Des comptes avec parfois des dizaines de milliers d’abonnés et des milliers de commentaires derrière lesquels il est compliqué de savoir qui se cache vraiment. D'autant que très souvent, "ces comptes finissent par être supprimés", ajoute Johan Reboul, puisque les utilisateurs les signalent.
Qui se cache derrière la supercherie ?
Des revendeurs, bien réels, qui font du dropshipping ou des robots ? Difficile à prouver. Néanmoins, pour Laurence Devillers, professeure en intelligence artificielle à Sorbonne Université, à Paris, et chercheure au CNRS, il s'agit de trolls, de robots. Selon elle, "il s'agit d'une énième dérive de l'IA" et il y en "a partout. Dans beaucoup de situations commerciales. Et de façon massive. Et comme c'est 24 heures sur 24, sept jours sur sept, le gain est notable" pour ceux qui en tirent profit, explique-t-elle. Face à cela, les plateformes "ont perdu d'avance" parce que, sans cadre législatif ferme, "c'est le Far West" poursuit-elle. Ce phénomène d'inondation de la plateforme est difficilement mesurable sans les données de Vinted mais on peut se douter qu'il est massif, selon la spécialiste.
Pour la docteure en histoire et spécialiste de l’habillement Audrey Millet, qui a observé le phénomène, "on assiste à un phénomène de blanchiment textile.
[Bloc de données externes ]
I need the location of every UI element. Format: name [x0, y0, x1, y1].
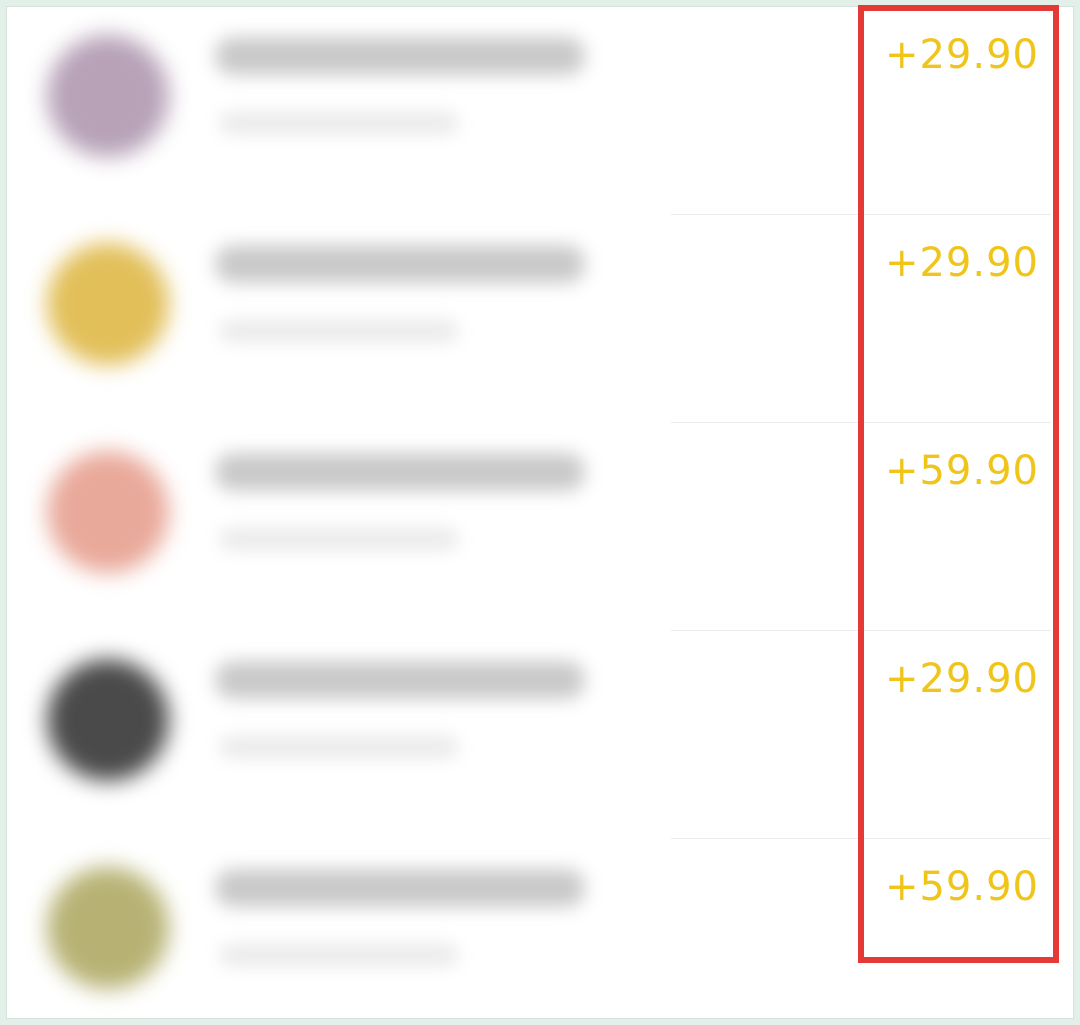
- avatar: [47, 243, 169, 365]
- transaction-list-panel: +29.90 +29.90 +59.90 +29.90 +59.90: [6, 6, 1074, 1019]
- avatar: [47, 659, 169, 781]
- blurred-subtitle: [219, 319, 459, 343]
- blurred-name: [215, 453, 585, 491]
- blurred-name: [215, 661, 585, 699]
- avatar: [47, 867, 169, 989]
- blurred-subtitle: [219, 943, 459, 967]
- blurred-subtitle: [219, 735, 459, 759]
- transaction-row[interactable]: +59.90: [7, 839, 1073, 1018]
- avatar: [47, 35, 169, 157]
- avatar: [47, 451, 169, 573]
- blurred-subtitle: [219, 527, 459, 551]
- transaction-row[interactable]: +59.90: [7, 423, 1073, 631]
- amount-label: +59.90: [884, 448, 1039, 494]
- blurred-name: [215, 37, 585, 75]
- amount-label: +29.90: [884, 656, 1039, 702]
- blurred-subtitle: [219, 111, 459, 135]
- amount-label: +29.90: [884, 32, 1039, 78]
- transaction-row[interactable]: +29.90: [7, 7, 1073, 215]
- amount-label: +59.90: [884, 864, 1039, 910]
- transaction-row[interactable]: +29.90: [7, 631, 1073, 839]
- transaction-row[interactable]: +29.90: [7, 215, 1073, 423]
- blurred-name: [215, 245, 585, 283]
- amount-label: +29.90: [884, 240, 1039, 286]
- blurred-name: [215, 869, 585, 907]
C'est véritablement une falsification de l'histoire du vêtement, de l'histoire de cette plateforme Vinted et d'un recyclage de la fraude". Une pratique qui prouve, selon la spécialiste, "la mainmise de l'ultra fast-fashion sur Vinted. Ça nous rappelle que l'ultra fast-fashion a un seul objectif, c'est surproduire et survendre et faire des consommateurs les petits soldats du capitalisme".
Audrey Millet explique encore que ce "démarchage déguisé" est massif. "On a des comptes qui ont 38 000 abonnés, 4 000 évaluations, toujours cinq sur cinq. C'est quand même le monde merveilleux du merveilleux vendeur et des milliers et des milliers de vêtements" pour un seul et même compte.
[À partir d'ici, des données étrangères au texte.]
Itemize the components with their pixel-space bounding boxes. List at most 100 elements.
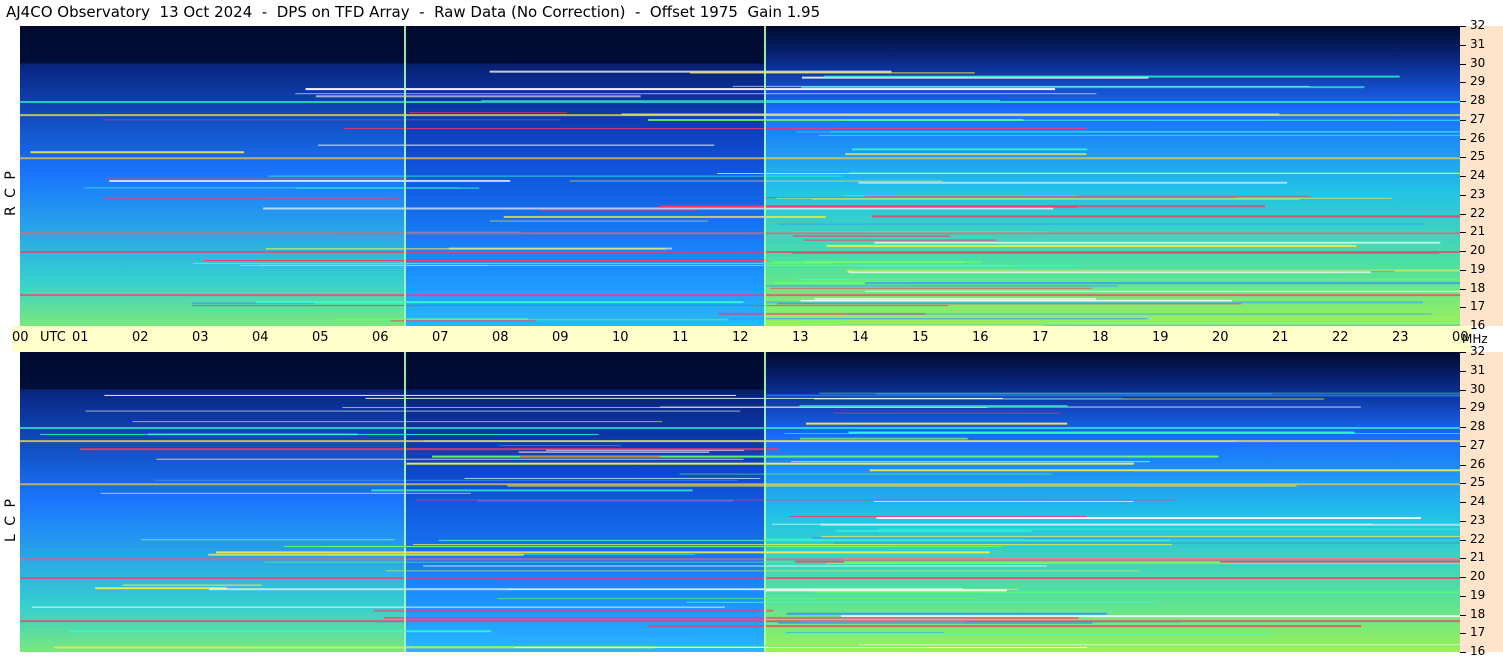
freq-tick [1460,445,1466,447]
interference-line [815,591,1460,593]
freq-tick [1460,595,1466,597]
freq-tick [1460,483,1466,485]
freq-tick [1460,176,1466,177]
interference-line [105,177,409,179]
interference-line [851,148,1088,151]
rcp-label-strip: R C P [0,26,20,326]
interference-line [342,407,988,409]
interference-line [841,615,1460,618]
interference-line [438,539,1171,541]
persistent-band [20,294,1460,297]
persistent-band [20,157,1460,160]
interference-line [871,215,1460,218]
freq-tick [1460,464,1466,466]
interference-line [799,321,1460,323]
interference-line [779,223,1424,225]
interference-line [782,633,1270,635]
interference-line [648,625,1362,628]
interference-line [69,630,492,633]
interference-line [873,501,1134,503]
time-tick-label: 07 [432,330,449,345]
interference-line [826,244,1357,247]
freq-tick [1460,26,1466,27]
interference-line [777,303,1242,305]
time-tick-label: 16 [972,330,989,345]
persistent-band [20,577,1460,579]
dark-band [20,352,764,390]
interference-line [104,394,736,396]
lcp-label: L C P [3,497,19,542]
freq-tick-label: 24 [1470,168,1486,182]
interference-line [765,589,1007,592]
rcp-heatmap-svg [20,26,1460,326]
mhz-label: MHz [1462,332,1488,346]
interference-line [385,570,1140,572]
interference-line [789,516,1087,518]
time-tick-label: 06 [372,330,389,345]
interference-line [569,180,943,182]
time-tick-label: 11 [672,330,689,345]
utc-label: UTC [40,330,66,345]
freq-tick [1460,194,1466,196]
freq-tick [1460,539,1466,541]
time-tick-label: 19 [1152,330,1169,345]
interference-line [864,282,1460,285]
time-tick-label: 13 [792,330,809,345]
interference-line [785,631,944,633]
freq-tick-label: 31 [1470,362,1486,377]
time-marker [404,26,406,326]
interference-line [878,528,1460,530]
rcp-label: R C P [3,169,19,216]
interference-line [864,195,1310,197]
interference-line [100,492,471,494]
interference-line [373,609,774,612]
interference-line [30,151,245,154]
interference-line [811,536,1460,539]
interference-line [818,134,1460,136]
interference-line [191,305,949,307]
freq-tick [1460,269,1466,271]
interference-line [803,239,997,241]
freq-tick-label: 18 [1470,280,1486,295]
interference-line [423,565,1047,567]
freq-tick [1460,614,1466,616]
freq-tick [1460,251,1466,252]
interference-line [528,318,1148,320]
interference-line [844,561,1221,564]
freq-tick-label: 18 [1470,606,1486,621]
interference-line [800,437,968,440]
freq-tick [1460,119,1466,121]
freq-tick-label: 22 [1470,531,1486,546]
freq-tick-label: 29 [1470,74,1486,89]
time-tick-label: 08 [492,330,509,345]
freq-tick-label: 21 [1470,224,1486,239]
interference-line [497,598,978,600]
freq-tick [1460,520,1466,522]
interference-line [865,290,1460,292]
freq-tick-label: 29 [1470,400,1486,415]
interference-line [265,248,666,250]
interference-line [409,112,567,114]
interference-line [305,88,1056,91]
freq-tick-label: 30 [1470,381,1486,396]
interference-line [799,404,1068,407]
interference-line [801,86,1365,89]
interference-line [875,393,1273,395]
time-marker [404,352,406,652]
interference-line [256,301,744,304]
interference-line [343,128,1086,130]
interference-line [812,198,1300,200]
time-marker [764,352,766,652]
interference-line [132,421,663,423]
freq-tick-label: 23 [1470,186,1486,201]
time-tick-label: 02 [132,330,149,345]
freq-tick [1460,389,1466,391]
interference-line [778,621,1093,624]
time-marker [764,26,766,326]
persistent-band [20,483,1460,486]
interference-line [843,119,1460,121]
interference-line [498,445,622,447]
freq-tick [1460,288,1466,290]
persistent-band [20,620,1460,623]
interference-line [103,197,399,200]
"Est-ce que Vinted, qui est une plateforme gigantesque, peut contrôler tous ces vendeurs ? Je ne le pense pas. Comme on ne peut pas contrôler tous les colis aux douanes."
Audrey Millet, docteure en Histoire et spécialiste de l’habillementà franceinfo
Interrogée, la plateforme nous indique dans un communiqué que "l'usage de l’IA en tant qu’outil de valorisation visuelle n'est pas interdit en soi, tant qu'il respecte nos Conditions Générales et ne nuit pas à la transparence sur la condition de l'article. […] Si ces outils sont utilisés dans le respect de la réalité de l'article mis en vente, cela ne pose pas problème".
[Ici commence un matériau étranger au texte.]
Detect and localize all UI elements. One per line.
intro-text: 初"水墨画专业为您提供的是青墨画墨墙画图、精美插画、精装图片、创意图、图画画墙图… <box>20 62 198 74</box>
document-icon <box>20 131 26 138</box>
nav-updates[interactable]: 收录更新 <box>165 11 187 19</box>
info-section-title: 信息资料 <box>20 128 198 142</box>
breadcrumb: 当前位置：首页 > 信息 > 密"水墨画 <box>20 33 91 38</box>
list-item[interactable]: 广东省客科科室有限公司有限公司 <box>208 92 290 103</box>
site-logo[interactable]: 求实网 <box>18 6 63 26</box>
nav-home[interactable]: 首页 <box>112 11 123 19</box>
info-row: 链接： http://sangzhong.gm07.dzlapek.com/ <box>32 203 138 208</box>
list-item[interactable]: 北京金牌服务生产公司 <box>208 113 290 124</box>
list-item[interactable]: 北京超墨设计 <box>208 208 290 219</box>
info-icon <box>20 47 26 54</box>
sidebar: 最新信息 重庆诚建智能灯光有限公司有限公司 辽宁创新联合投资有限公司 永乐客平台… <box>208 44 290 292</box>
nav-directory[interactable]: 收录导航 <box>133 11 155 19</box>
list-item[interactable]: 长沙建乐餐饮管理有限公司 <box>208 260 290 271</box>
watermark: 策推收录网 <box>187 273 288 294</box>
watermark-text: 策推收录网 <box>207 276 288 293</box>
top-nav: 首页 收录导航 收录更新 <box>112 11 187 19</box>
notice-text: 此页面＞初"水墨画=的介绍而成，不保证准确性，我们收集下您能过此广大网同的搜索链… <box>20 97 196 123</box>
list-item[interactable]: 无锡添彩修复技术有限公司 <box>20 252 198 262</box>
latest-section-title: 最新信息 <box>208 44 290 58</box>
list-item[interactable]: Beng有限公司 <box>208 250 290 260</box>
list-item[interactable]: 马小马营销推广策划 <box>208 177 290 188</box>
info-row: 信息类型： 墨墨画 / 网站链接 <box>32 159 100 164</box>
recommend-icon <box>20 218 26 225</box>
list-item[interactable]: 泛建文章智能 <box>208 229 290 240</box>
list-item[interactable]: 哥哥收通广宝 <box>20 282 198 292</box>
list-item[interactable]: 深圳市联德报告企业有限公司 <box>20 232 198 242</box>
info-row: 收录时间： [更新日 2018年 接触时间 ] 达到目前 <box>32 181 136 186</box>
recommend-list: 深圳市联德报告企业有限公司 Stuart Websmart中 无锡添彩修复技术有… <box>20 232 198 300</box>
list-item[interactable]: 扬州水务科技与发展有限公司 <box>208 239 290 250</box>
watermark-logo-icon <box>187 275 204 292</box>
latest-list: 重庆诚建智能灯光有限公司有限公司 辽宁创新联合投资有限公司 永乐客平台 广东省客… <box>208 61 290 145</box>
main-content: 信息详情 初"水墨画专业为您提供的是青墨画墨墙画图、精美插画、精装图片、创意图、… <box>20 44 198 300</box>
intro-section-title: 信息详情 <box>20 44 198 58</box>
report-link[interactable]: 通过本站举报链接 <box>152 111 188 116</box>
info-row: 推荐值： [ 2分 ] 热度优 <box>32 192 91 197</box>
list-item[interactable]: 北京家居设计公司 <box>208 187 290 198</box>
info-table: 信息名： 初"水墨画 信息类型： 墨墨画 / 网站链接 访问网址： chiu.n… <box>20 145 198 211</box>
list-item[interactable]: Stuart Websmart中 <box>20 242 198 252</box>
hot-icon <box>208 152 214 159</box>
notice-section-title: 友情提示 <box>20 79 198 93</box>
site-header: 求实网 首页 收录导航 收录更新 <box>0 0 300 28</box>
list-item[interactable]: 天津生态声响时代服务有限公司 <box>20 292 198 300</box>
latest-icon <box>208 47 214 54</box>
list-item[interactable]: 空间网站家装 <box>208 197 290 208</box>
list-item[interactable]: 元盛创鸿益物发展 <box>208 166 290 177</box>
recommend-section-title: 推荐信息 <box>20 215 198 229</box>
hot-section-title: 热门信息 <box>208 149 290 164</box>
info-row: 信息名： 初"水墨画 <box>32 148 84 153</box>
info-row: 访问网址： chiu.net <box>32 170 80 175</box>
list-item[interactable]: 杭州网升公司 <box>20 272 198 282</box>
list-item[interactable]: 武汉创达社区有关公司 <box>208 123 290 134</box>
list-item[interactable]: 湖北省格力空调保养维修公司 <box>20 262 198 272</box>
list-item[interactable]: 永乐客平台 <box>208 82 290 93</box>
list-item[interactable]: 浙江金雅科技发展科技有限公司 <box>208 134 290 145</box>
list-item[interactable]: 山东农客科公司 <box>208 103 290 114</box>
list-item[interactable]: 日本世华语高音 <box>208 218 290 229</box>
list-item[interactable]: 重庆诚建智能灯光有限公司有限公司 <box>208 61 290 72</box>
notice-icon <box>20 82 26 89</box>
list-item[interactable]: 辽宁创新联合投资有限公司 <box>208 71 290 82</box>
"En revanche, les usages frauduleux, incluant des annonces trompeuses ou la mise en ligne de biens inexistants, sont strictement interdits et font l'objet de mesures concrètes, pouvant aller jusqu’à la suppression d’annonces ou le blocage du compte" dit encore le communiqué. Vinted précise aussi suivre "avec attention les évolutions liées à l’usage de l'IA dans les pratiques de nos membres, pour nous assurer qu'elles restent compatibles avec les règles d'usage de la plateforme".
D’autres plateformes sont concernées, comme Leboncoin. Johan Reboul, alias @lejeuneengagé, demande aux plateformes de mieux protéger les utilisateurs face à ce phénomène, parce que selon lui "beaucoup de personnes vont se faire avoir".